Wildfires in Canada are no longer just a summer thing. For a long time now, the fire season has stretched beyond summer and happens almost all year round.
It’s honestly impossible to say which has been the worst fire year in the last decade! Should we talk about the 2023 fires that burned nearly 18 million hectares of Canada’s forests, or should we point to 2025 when the smoke from the fires reached European and American cities and polluted the air there?
In any case, what matters is rapid detection. Every minute of delay means a much larger area of forest burns. Have you ever thought about the cost of putting out fires? Why not spend that same money on prevention and fire-detection systems instead?!
This is exactly where artificial intelligence and modern systems step in. We’re not talking about ordinary AI, we’re talking about a type of AI that takes millions of real photos from forests and builds a massive collection of data about real smoke, morning fog, road dust, and all kinds of weird clouds. So when this AI says: “This is real smoke, call the fire crews immediately,” you have to trust it.
Now let’s take a closer look at forest data-collection systems and see what effect they have on preventing wildfires.
Big Data: The Real Fuel for Fire-Detection AI
AI is like a rookie firefighter; the more experience it gets, the better it decides. At SenseNet we’ve been installing our cameras on the highest points in Canada for years. Every day millions of images come from these cameras, sometimes it’s smoke, sometimes fog, sometimes just sunlight glinting off leaves but this huge volume of data has made it possible to detect wildfire smoke much earlier.
This massive number of images is what we call “big data” , it’s what keeps our AI alive. Without this data, our model would just be an ordinary program that sees every white cloud as fire and gives a hundred false alarms a day. But when our model has seen more than a billion real frames from Canada’s nature, it learns:
- How wildfire smoke rises from the top of a hill and twists with the wind
- How morning fog calmly settles in a valley and barely moves
- How dust from forest roads suddenly rises and then settles again
- Even sunset light that sometimes looks like distant flames
So it no longer gets fooled easily and makes the correct call.
Why SenseNet’s AI Is Different from the Rest?
Most AI models used around the world for fire detection were trained on pictures from California, Australia, or southern Europe. The trees there are Mediterranean pine or eucalyptus, the air is drier, and the smoke looks different. Bring that same model to Canada and it gets confused by the first autumn fog in northern Ontario or low clouds over Manitoba and gives false alarms.
From day one we decided our model would only breathe Canadian data. The coniferous forests of British Columbia, the tundra of the Northwest Territories, the mixed forests of Ontario, and even the taiga of Quebec , we taught them all to the model one by one. The result?
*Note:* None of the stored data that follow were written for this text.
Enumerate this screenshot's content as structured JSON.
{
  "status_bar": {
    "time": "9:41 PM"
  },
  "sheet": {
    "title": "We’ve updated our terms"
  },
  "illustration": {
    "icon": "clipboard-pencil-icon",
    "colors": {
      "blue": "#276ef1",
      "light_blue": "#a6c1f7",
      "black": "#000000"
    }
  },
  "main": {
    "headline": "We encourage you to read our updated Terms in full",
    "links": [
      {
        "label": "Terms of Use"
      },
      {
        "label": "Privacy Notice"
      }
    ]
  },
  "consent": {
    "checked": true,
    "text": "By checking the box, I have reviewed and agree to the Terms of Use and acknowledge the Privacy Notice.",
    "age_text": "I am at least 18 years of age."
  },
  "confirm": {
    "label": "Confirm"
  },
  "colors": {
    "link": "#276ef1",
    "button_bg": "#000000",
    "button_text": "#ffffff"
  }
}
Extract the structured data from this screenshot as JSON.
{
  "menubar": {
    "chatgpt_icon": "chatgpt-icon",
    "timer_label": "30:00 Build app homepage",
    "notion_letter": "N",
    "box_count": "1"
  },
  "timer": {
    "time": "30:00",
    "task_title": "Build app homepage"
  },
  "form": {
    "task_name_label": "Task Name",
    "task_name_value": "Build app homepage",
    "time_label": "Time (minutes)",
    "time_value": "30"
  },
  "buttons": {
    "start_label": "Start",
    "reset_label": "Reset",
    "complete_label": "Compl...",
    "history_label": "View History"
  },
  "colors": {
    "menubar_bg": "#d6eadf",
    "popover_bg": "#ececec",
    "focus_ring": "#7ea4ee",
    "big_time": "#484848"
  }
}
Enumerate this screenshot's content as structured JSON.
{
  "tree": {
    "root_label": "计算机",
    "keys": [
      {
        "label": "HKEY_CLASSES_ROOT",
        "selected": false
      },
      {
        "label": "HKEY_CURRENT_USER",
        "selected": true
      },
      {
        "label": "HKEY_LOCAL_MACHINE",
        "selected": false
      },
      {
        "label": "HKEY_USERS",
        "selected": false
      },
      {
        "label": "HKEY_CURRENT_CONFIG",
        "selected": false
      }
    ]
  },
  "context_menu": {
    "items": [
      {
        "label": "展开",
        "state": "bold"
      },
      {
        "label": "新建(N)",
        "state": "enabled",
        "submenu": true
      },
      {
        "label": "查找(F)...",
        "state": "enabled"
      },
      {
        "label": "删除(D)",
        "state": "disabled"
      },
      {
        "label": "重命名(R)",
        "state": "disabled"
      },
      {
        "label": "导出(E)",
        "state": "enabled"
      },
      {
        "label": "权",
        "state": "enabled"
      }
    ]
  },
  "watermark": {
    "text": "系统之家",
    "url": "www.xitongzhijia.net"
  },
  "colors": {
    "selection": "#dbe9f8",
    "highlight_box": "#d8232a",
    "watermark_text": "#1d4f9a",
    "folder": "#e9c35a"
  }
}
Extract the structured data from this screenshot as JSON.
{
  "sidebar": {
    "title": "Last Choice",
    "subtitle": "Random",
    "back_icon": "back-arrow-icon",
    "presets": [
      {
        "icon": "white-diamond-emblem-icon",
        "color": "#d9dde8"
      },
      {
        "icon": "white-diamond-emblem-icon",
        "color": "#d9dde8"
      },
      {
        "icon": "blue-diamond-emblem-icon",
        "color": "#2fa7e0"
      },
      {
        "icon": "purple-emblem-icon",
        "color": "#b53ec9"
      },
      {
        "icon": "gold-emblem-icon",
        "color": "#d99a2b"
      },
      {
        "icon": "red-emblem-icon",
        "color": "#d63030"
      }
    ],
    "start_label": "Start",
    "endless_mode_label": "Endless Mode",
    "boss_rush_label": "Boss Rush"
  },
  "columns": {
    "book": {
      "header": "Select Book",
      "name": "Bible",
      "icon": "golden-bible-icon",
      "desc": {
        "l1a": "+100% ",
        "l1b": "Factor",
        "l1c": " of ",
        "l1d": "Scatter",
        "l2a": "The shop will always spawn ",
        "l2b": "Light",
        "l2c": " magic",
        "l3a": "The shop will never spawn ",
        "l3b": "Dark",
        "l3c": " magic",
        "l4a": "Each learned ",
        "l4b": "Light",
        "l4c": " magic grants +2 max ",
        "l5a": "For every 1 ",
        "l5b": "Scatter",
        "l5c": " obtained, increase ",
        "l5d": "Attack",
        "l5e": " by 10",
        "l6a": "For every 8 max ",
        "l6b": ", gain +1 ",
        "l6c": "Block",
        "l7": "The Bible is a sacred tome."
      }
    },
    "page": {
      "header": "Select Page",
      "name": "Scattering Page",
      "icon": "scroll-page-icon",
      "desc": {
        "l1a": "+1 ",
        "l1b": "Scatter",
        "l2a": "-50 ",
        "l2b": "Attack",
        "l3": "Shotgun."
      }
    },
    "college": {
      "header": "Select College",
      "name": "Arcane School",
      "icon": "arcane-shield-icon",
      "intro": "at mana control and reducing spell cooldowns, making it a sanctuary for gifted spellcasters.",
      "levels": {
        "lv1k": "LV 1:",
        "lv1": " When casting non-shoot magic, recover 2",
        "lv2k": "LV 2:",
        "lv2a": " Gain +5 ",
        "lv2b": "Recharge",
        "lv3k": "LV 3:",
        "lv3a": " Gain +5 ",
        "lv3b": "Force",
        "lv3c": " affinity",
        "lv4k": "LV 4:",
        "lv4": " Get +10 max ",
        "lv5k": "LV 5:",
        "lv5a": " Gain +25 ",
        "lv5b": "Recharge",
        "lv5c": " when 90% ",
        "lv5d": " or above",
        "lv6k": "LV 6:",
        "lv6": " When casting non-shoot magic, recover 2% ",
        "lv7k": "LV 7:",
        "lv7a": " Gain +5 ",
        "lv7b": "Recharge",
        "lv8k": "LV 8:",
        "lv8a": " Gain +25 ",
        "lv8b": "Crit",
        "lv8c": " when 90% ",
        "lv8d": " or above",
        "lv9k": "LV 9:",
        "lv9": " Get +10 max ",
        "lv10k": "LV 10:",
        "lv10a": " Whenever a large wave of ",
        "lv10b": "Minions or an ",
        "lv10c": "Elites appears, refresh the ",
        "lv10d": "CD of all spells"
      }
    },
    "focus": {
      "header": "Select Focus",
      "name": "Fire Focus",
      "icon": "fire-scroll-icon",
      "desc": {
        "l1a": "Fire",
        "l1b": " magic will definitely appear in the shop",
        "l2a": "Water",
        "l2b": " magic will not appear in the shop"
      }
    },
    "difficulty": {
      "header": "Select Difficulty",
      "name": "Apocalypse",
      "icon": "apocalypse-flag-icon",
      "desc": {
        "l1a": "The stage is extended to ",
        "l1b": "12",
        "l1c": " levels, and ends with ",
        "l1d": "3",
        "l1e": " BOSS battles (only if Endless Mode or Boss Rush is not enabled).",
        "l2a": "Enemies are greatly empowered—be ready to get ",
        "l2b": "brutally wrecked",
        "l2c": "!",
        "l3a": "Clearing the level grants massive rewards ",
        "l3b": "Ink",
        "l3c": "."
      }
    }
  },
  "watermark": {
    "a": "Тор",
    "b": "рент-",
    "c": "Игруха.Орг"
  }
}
Our false-alarm rate sometimes drops below 0.01 percent, meaning in an entire season we might only make a mistake a few times.
Important question: So is the SenseNet AI model only suitable for Canada? No! We will train our AI according to each country’s weather conditions to get the best results. Right now, some of SenseNet’s cameras and sensors are already installed and working perfectly in several South American countries.
Fire Detection in Less Than 1 Minute!
When a fire is small, its smoke is tiny too, so old cameras might not capture it clearly. Old models couldn’t see this tiny smoke and waited until the fire grew big. But our AI, trained on real data, recognizes even a few pixels and raises the alarm in less than 60 seconds.
That golden minute is what firefighters have always dreamed of. In many cases, firefighting teams arrive on scene before anyone even smells smoke.
A Future That Has Already Started Today
At SenseNet we’re still collecting data. Every day that passes, our model gets smarter, because every day the real forests teach it a new lesson. Our goal is simple: turn as many big fires as possible into small fires and keep our forests for the next generation.
Big data + dedicated AI = early detection, lower costs, more forests.
We’re not talking about the future, this is exactly what we’re witnessing right now.